Au fond d’une cantina qui n’existe sur aucune carte, une voix féminine chante pour un humain trop sûr de lui. « Alien Jazz Girl » de Andrei British transforme le jazz lounge en petite fiction rétro-futuriste : un numéro de charme, de poussière cosmique et de tendresse mal peignée.
La scène est facile à imaginer.
Un bar quelque part hors de portée de la Terre. Des tables collantes, une lumière verte ou violette, des créatures qui ne demandent plus depuis longtemps d’où viennent les autres. Dans un coin, un orchestre joue comme si la galaxie n’avait jamais connu le silence. Puis elle entre. Ou plutôt, elle est déjà là depuis le début, accoudée au micro, un sourire un peu dangereux sur le visage.
C’est elle, l’« Alien Jazz Girl ».
Andrei British part d’un fantasme très précis : entendre, dans l’énergie mythique d’une cantina spatiale à la John Williams, non plus seulement un groupe instrumental, mais une chanteuse de jazz venue d’ailleurs. Pas une diva polie descendue d’un palace terrestre. Une créature de lounge interstellaire, un peu sulfureuse, un peu cabossée, mais profondément tendre. Le morceau tient dans ce mélange : du velours, du clin d’œil, de la science-fiction et une chaleur humaine qui survit même sous maquillage extraterrestre.
La chanson adopte le point de vue de cette chanteuse alien qui taquine son petit ami humain, présenté comme dur à cuire et séduisant. Cette idée pourrait facilement virer au gadget. Elle fonctionne parce qu’elle donne immédiatement une scène, un rapport de force, une comédie miniature.
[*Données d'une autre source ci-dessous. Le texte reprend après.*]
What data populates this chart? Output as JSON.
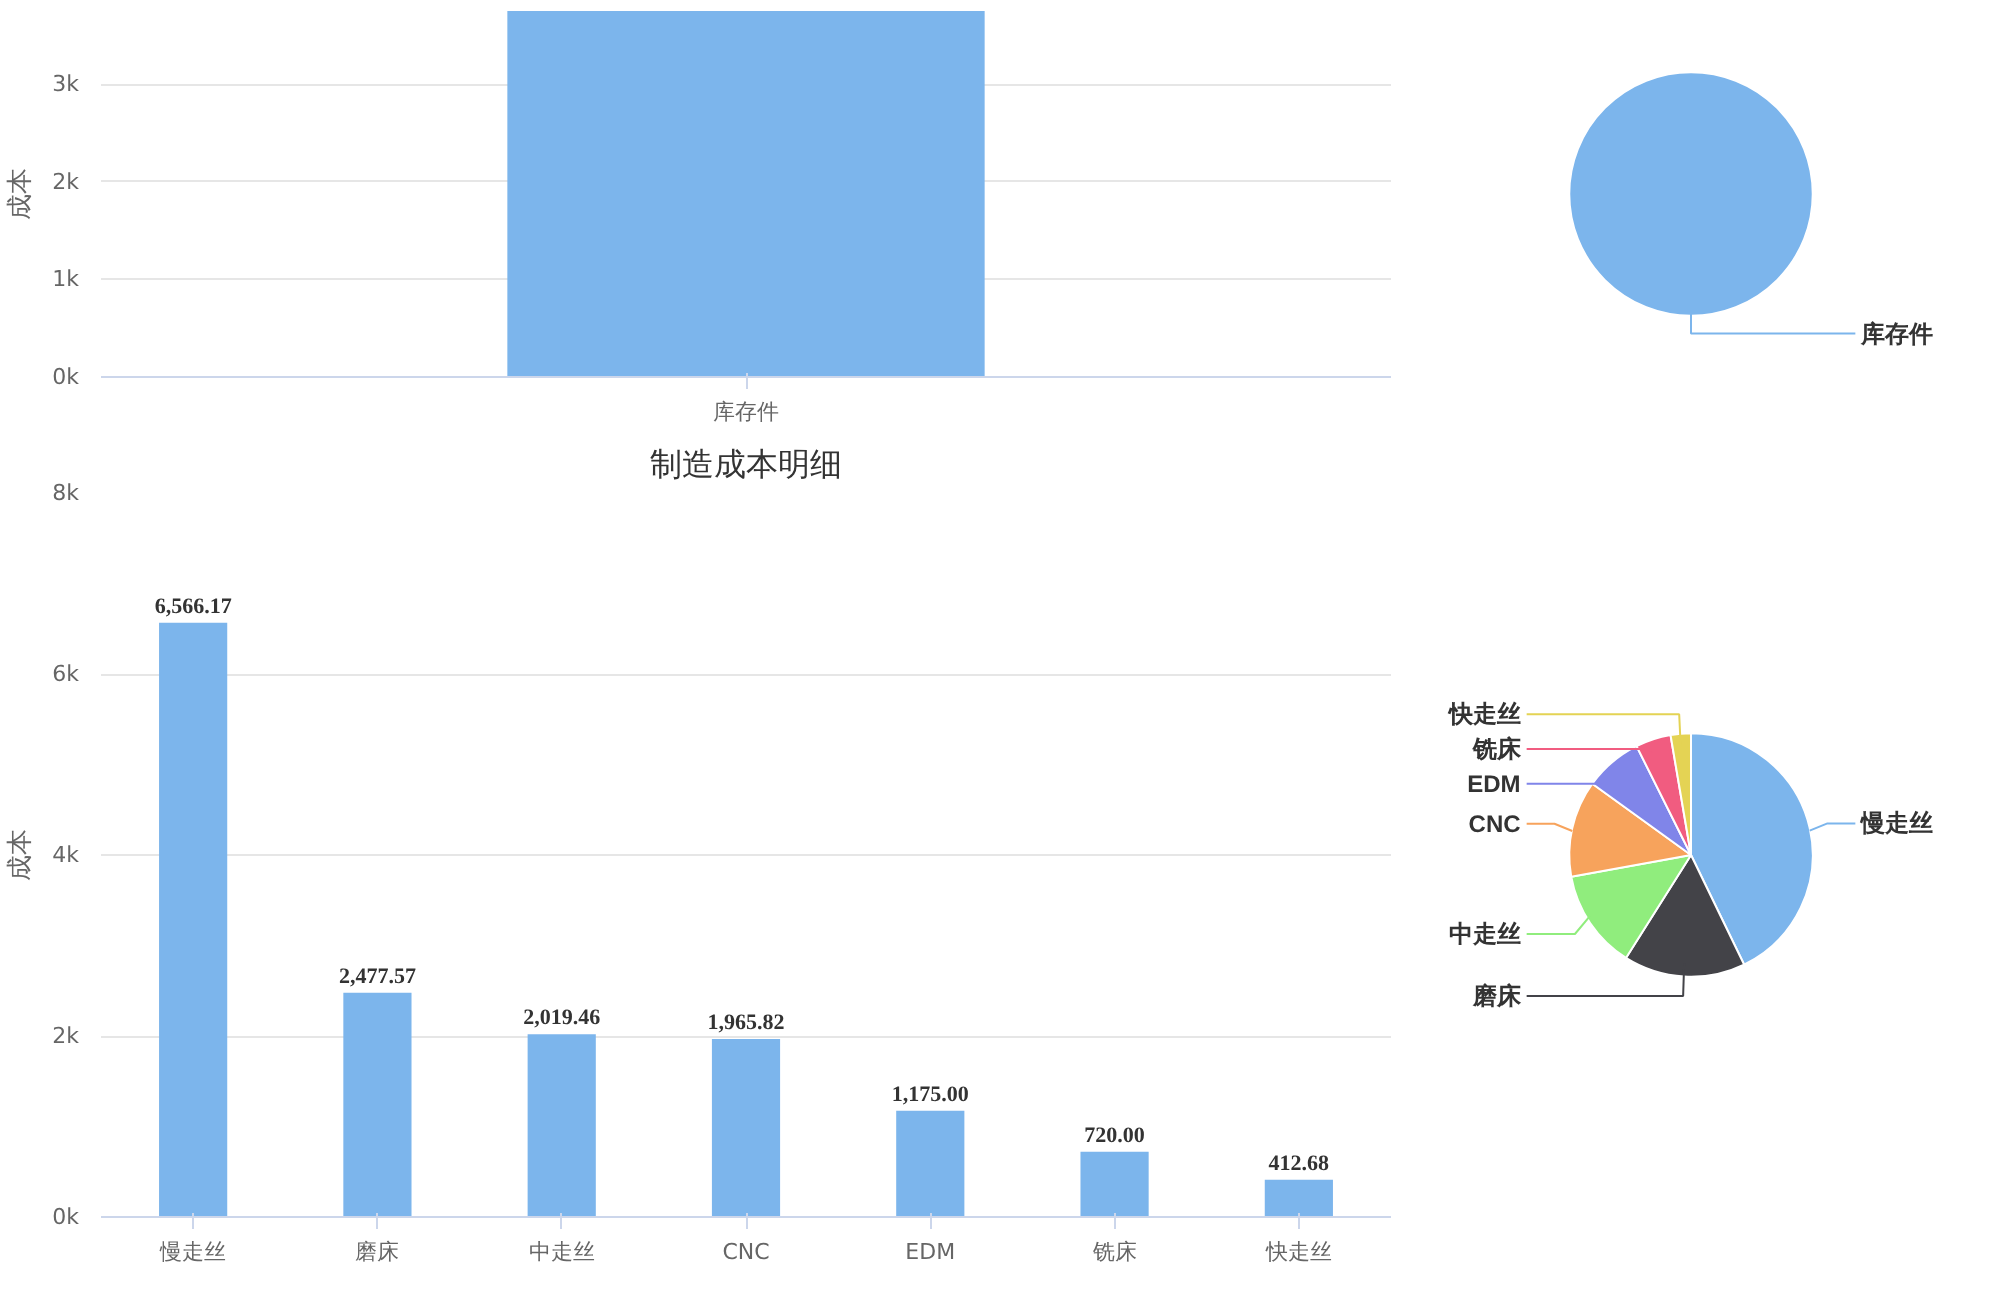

On n’écoute pas seulement une ambiance jazz : on surprend une conversation chantée entre deux êtres qui n’auraient peut-être jamais dû se rencontrer, mais qui semblent très bien savoir pourquoi ils restent.
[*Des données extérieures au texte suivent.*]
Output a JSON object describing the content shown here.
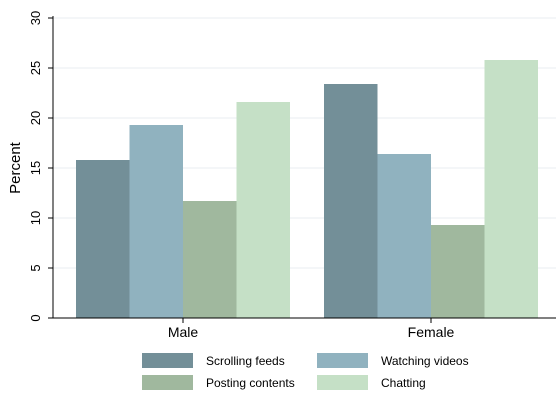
{
  "chart_data": {
    "type": "bar",
    "categories": [
      "Male",
      "Female"
    ],
    "series": [
      {
        "name": "Scrolling feeds",
        "values": [
          15.8,
          23.4
        ]
      },
      {
        "name": "Watching videos",
        "values": [
          19.3,
          16.4
        ]
      },
      {
        "name": "Posting contents",
        "values": [
          11.7,
          9.3
        ]
      },
      {
        "name": "Chatting",
        "values": [
          21.6,
          25.8
        ]
      }
    ],
    "title": "",
    "xlabel": "",
    "ylabel": "Percent",
    "ylim": [
      0,
      30
    ],
    "yticks": [
      0,
      5,
      10,
      15,
      20,
      25,
      30
    ],
    "grid": true,
    "legend_position": "bottom",
    "colors": {
      "Scrolling feeds": "#738f98",
      "Watching videos": "#90b2bf",
      "Posting contents": "#a0b89e",
      "Chatting": "#c5e0c6"
    },
    "gridline_color": "#e8eef2",
    "axis_color": "#000000"
  }
}
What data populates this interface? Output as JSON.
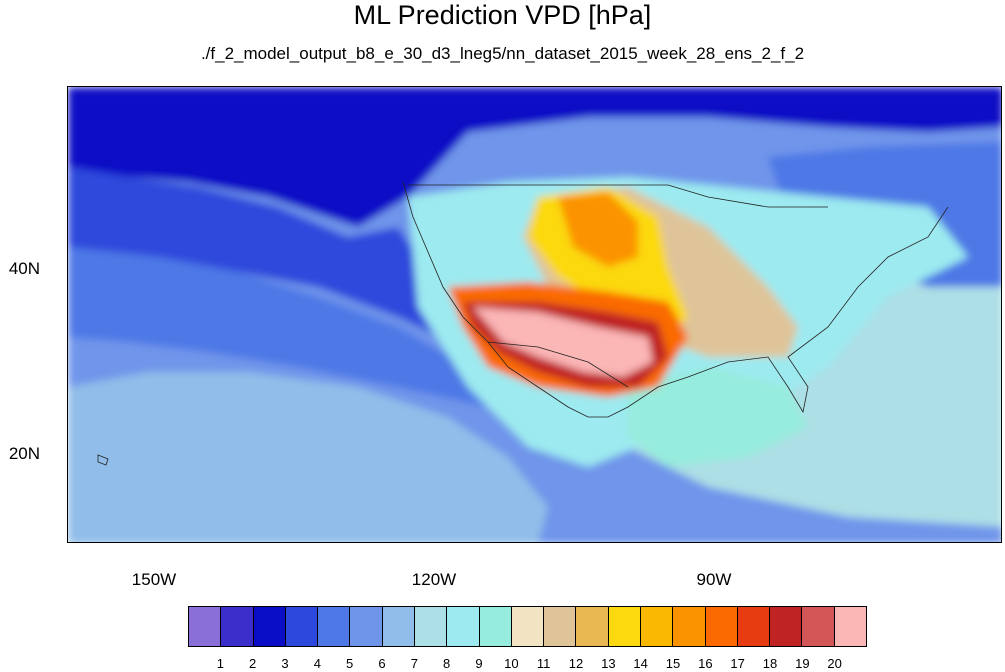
{
  "title": "ML Prediction VPD [hPa]",
  "subtitle": "./f_2_model_output_b8_e_30_d3_lneg5/nn_dataset_2015_week_28_ens_2_f_2",
  "map": {
    "projection": "cylindrical-equidistant",
    "lon_range": [
      -160,
      -60
    ],
    "lat_range": [
      10,
      59
    ],
    "variable": "VPD",
    "units": "hPa",
    "lat_labels": [
      "40N",
      "20N"
    ],
    "lon_labels": [
      "150W",
      "120W",
      "90W"
    ]
  },
  "colorbar": {
    "levels": [
      "1",
      "2",
      "3",
      "4",
      "5",
      "6",
      "7",
      "8",
      "9",
      "10",
      "11",
      "12",
      "13",
      "14",
      "15",
      "16",
      "17",
      "18",
      "19",
      "20"
    ],
    "colors": [
      "#8b6fd8",
      "#3c2ecb",
      "#0a0dc6",
      "#2d48dc",
      "#4e78e6",
      "#6f95ea",
      "#90bde9",
      "#addfe6",
      "#9deaf0",
      "#96ecdd",
      "#f2e4c3",
      "#dfc49a",
      "#e8b752",
      "#fbd90e",
      "#fbb800",
      "#fb9300",
      "#fa6a00",
      "#e73b12",
      "#bf2323",
      "#d35656",
      "#fbb6b6"
    ]
  }
}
Le jazz vintage apporte le grain. On imagine les cuivres ou les claviers comme des néons fatigués, la rythmique souple comme une démarche trop lente pour être innocente, la voix féminine déposant ses phrases avec ce léger déséquilibre entre séduction et moquerie. Andrei British ne cherche pas le jazz savant, froidement impeccable. Il veut un jazz de décor, de cinéma, de fumée, un jazz qui a vécu plusieurs nuits de trop mais sait encore faire tourner les regards.
Le plus intéressant tient à cette tendresse cachée sous le vernis “sleazy”. L’« Alien Jazz Girl » n’est pas seulement une créature de fantasme. Elle plaisante, elle provoque, elle joue avec l’humain qu’elle aime, mais le morceau laisse deviner une bonté derrière l’attitude. C’est souvent là que les personnages deviennent mémorables : dans le détail qui les empêche de n’être qu’un archétype.
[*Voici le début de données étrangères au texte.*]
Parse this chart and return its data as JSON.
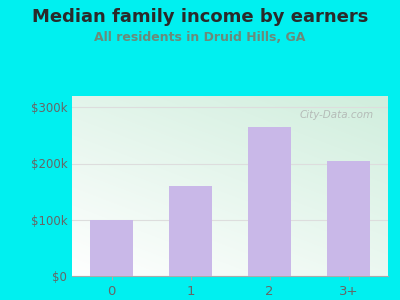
{
  "categories": [
    "0",
    "1",
    "2",
    "3+"
  ],
  "values": [
    100000,
    160000,
    265000,
    205000
  ],
  "bar_color": "#c9b8e8",
  "title": "Median family income by earners",
  "subtitle": "All residents in Druid Hills, GA",
  "title_color": "#2a2a2a",
  "subtitle_color": "#6a8a7a",
  "bg_color": "#00f0f0",
  "plot_bg_topleft": "#d0eedd",
  "plot_bg_white": "#ffffff",
  "yticks": [
    0,
    100000,
    200000,
    300000
  ],
  "ytick_labels": [
    "$0",
    "$100k",
    "$200k",
    "$300k"
  ],
  "ylim": [
    0,
    320000
  ],
  "tick_color": "#666666",
  "grid_color": "#dddddd",
  "watermark": "City-Data.com",
  "title_fontsize": 13,
  "subtitle_fontsize": 9
}
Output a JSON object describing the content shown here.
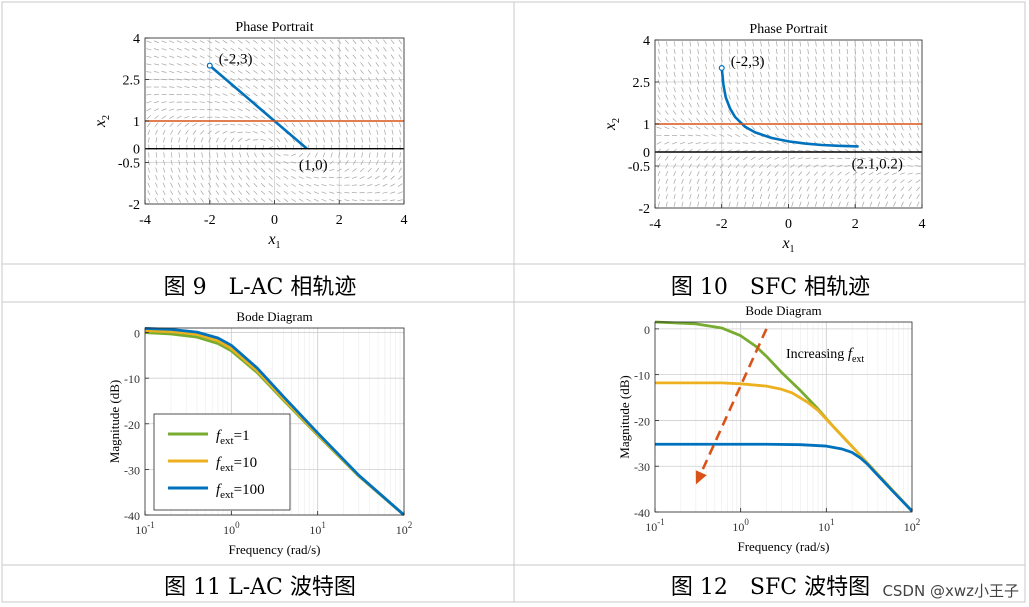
{
  "captions": [
    "图 9　L-AC 相轨迹",
    "图 10　SFC 相轨迹",
    "图 11 L-AC 波特图",
    "图 12　SFC 波特图"
  ],
  "watermark": "CSDN @xwz小王子",
  "colors": {
    "trajectory": "#0072BD",
    "constraint": "#D95319",
    "axis": "#000000",
    "green": "#77AC30",
    "yellow": "#EDB120",
    "blue": "#0072BD",
    "arrow": "#D95319"
  },
  "chart_data": [
    {
      "type": "line",
      "title": "Phase Portrait",
      "xlabel": "x",
      "xlabel_sub": "1",
      "ylabel": "x",
      "ylabel_sub": "2",
      "xlim": [
        -4,
        4
      ],
      "ylim": [
        -2,
        4
      ],
      "xticks": [
        -4,
        -2,
        0,
        2,
        4
      ],
      "yticks": [
        -2,
        -0.5,
        0,
        1,
        2.5,
        4
      ],
      "ytick_labels": [
        "-2",
        "-0.5",
        "0",
        "1",
        "2.5",
        "4"
      ],
      "grid": true,
      "series": [
        {
          "role": "trajectory",
          "x": [
            -2,
            1
          ],
          "y": [
            3,
            0
          ]
        },
        {
          "role": "constraint",
          "x": [
            -4,
            4
          ],
          "y": [
            1,
            1
          ]
        },
        {
          "role": "axis",
          "x": [
            -4,
            4
          ],
          "y": [
            0,
            0
          ]
        }
      ],
      "annotations": [
        {
          "text": "(-2,3)",
          "x": -2,
          "y": 3
        },
        {
          "text": "(1,0)",
          "x": 1,
          "y": 0
        }
      ]
    },
    {
      "type": "line",
      "title": "Phase Portrait",
      "xlabel": "x",
      "xlabel_sub": "1",
      "ylabel": "x",
      "ylabel_sub": "2",
      "xlim": [
        -4,
        4
      ],
      "ylim": [
        -2,
        4
      ],
      "xticks": [
        -4,
        -2,
        0,
        2,
        4
      ],
      "yticks": [
        -2,
        -0.5,
        0,
        1,
        2.5,
        4
      ],
      "ytick_labels": [
        "-2",
        "-0.5",
        "0",
        "1",
        "2.5",
        "4"
      ],
      "grid": true,
      "series": [
        {
          "role": "trajectory",
          "x": [
            -2,
            -1.95,
            -1.88,
            -1.75,
            -1.6,
            -1.3,
            -1,
            -0.5,
            0,
            0.5,
            1,
            1.5,
            2.1
          ],
          "y": [
            3,
            2.4,
            1.95,
            1.55,
            1.25,
            0.9,
            0.7,
            0.5,
            0.38,
            0.3,
            0.25,
            0.22,
            0.2
          ]
        },
        {
          "role": "constraint",
          "x": [
            -4,
            4
          ],
          "y": [
            1,
            1
          ]
        },
        {
          "role": "axis",
          "x": [
            -4,
            4
          ],
          "y": [
            0,
            0
          ]
        }
      ],
      "annotations": [
        {
          "text": "(-2,3)",
          "x": -2,
          "y": 3
        },
        {
          "text": "(2.1,0.2)",
          "x": 2.1,
          "y": 0.2
        }
      ]
    },
    {
      "type": "line",
      "title": "Bode Diagram",
      "xlabel": "Frequency (rad/s)",
      "ylabel": "Magnitude (dB)",
      "xscale": "log",
      "xlim": [
        0.1,
        100
      ],
      "ylim": [
        -40,
        1
      ],
      "xticks": [
        0.1,
        1,
        10,
        100
      ],
      "xtick_bases": [
        "10",
        "10",
        "10",
        "10"
      ],
      "xtick_exps": [
        "-1",
        "0",
        "1",
        "2"
      ],
      "yticks": [
        -40,
        -30,
        -20,
        -10,
        0
      ],
      "grid": true,
      "legend": "inside-left",
      "series": [
        {
          "name": "f",
          "name_sub": "ext",
          "name_suffix": "=1",
          "role": "green",
          "x": [
            0.1,
            0.2,
            0.4,
            0.7,
            1,
            2,
            4,
            10,
            30,
            100
          ],
          "y": [
            0,
            -0.3,
            -1,
            -2.4,
            -4,
            -8.8,
            -14.8,
            -22.5,
            -31.5,
            -40
          ]
        },
        {
          "name": "f",
          "name_sub": "ext",
          "name_suffix": "=10",
          "role": "yellow",
          "x": [
            0.1,
            0.2,
            0.4,
            0.7,
            1,
            2,
            4,
            10,
            30,
            100
          ],
          "y": [
            0.4,
            0.2,
            -0.4,
            -1.8,
            -3.5,
            -8.4,
            -14.5,
            -22.3,
            -31.4,
            -40
          ]
        },
        {
          "name": "f",
          "name_sub": "ext",
          "name_suffix": "=100",
          "role": "blue",
          "x": [
            0.1,
            0.2,
            0.4,
            0.7,
            1,
            2,
            4,
            10,
            30,
            100
          ],
          "y": [
            0.9,
            0.7,
            0.1,
            -1.2,
            -2.8,
            -7.8,
            -14,
            -22,
            -31.3,
            -40
          ]
        }
      ]
    },
    {
      "type": "line",
      "title": "Bode Diagram",
      "xlabel": "Frequency (rad/s)",
      "ylabel": "Magnitude (dB)",
      "xscale": "log",
      "xlim": [
        0.1,
        100
      ],
      "ylim": [
        -40,
        1.5
      ],
      "xticks": [
        0.1,
        1,
        10,
        100
      ],
      "xtick_bases": [
        "10",
        "10",
        "10",
        "10"
      ],
      "xtick_exps": [
        "-1",
        "0",
        "1",
        "2"
      ],
      "yticks": [
        -40,
        -30,
        -20,
        -10,
        0
      ],
      "grid": true,
      "series": [
        {
          "role": "green",
          "x": [
            0.1,
            0.3,
            0.6,
            1,
            1.5,
            2,
            3,
            5,
            8,
            12,
            20,
            40,
            100
          ],
          "y": [
            1.5,
            1.1,
            0.2,
            -1.5,
            -3.8,
            -6,
            -9.5,
            -13.5,
            -17.5,
            -21.3,
            -25.7,
            -31.8,
            -39.8
          ]
        },
        {
          "role": "yellow",
          "x": [
            0.1,
            0.3,
            0.6,
            1,
            2,
            3,
            4,
            6,
            8,
            12,
            20,
            40,
            100
          ],
          "y": [
            -11.8,
            -11.8,
            -11.8,
            -12,
            -12.5,
            -13.2,
            -14,
            -16,
            -17.8,
            -21.3,
            -25.7,
            -31.8,
            -39.8
          ]
        },
        {
          "role": "blue",
          "x": [
            0.1,
            0.5,
            1,
            2,
            5,
            10,
            15,
            20,
            25,
            30,
            40,
            60,
            100
          ],
          "y": [
            -25.2,
            -25.2,
            -25.2,
            -25.2,
            -25.3,
            -25.6,
            -26.2,
            -27,
            -28.2,
            -29.5,
            -32,
            -35.5,
            -39.8
          ]
        }
      ],
      "annotations": [
        {
          "text": "Increasing ",
          "sym": "f",
          "sym_sub": "ext"
        }
      ],
      "arrow": {
        "from": [
          2,
          0
        ],
        "to": [
          0.3,
          -34
        ]
      }
    }
  ]
}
Andrei British dit écrire des chansons cinématiques, hypnotiques et légèrement dangereuses. « Alien Jazz Girl » coche les trois cases sans forcer. Le cinéma vient du décor immédiatement visible. L’hypnose, de cette boucle mentale où l’on reste dans la cantina longtemps après la fin du morceau. Le danger, lui, demeure léger, presque souriant : celui de suivre une voix inconnue vers une table au fond, en sachant très bien qu’on ne comprendra pas toutes les règles du jeu.
Le titre appartient à une tradition rétro-futuriste délicieuse, celle qui imagine l’avenir avec les formes du passé. Le futur y porte des robes de cabaret, des accords de jazz, des micros chromés, des vaisseaux usés et des romances impossibles. Ce décalage donne au morceau sa saveur : il ne cherche pas à sonner comme demain, mais comme le souvenir d’un futur rêvé hier.
« Alien Jazz Girl » n’a donc pas besoin de se prendre pour une épopée galactique. Sa force tient à son format de scène. Une chanteuse. Un humain. Une blague amoureuse. Une cantina au bout de l’univers.
Andrei British ne nous vend pas l’espace.
Il nous garde une chaise près de la scène, là où la fille venue des étoiles commence à chanter comme si elle connaissait déjà tous nos défauts.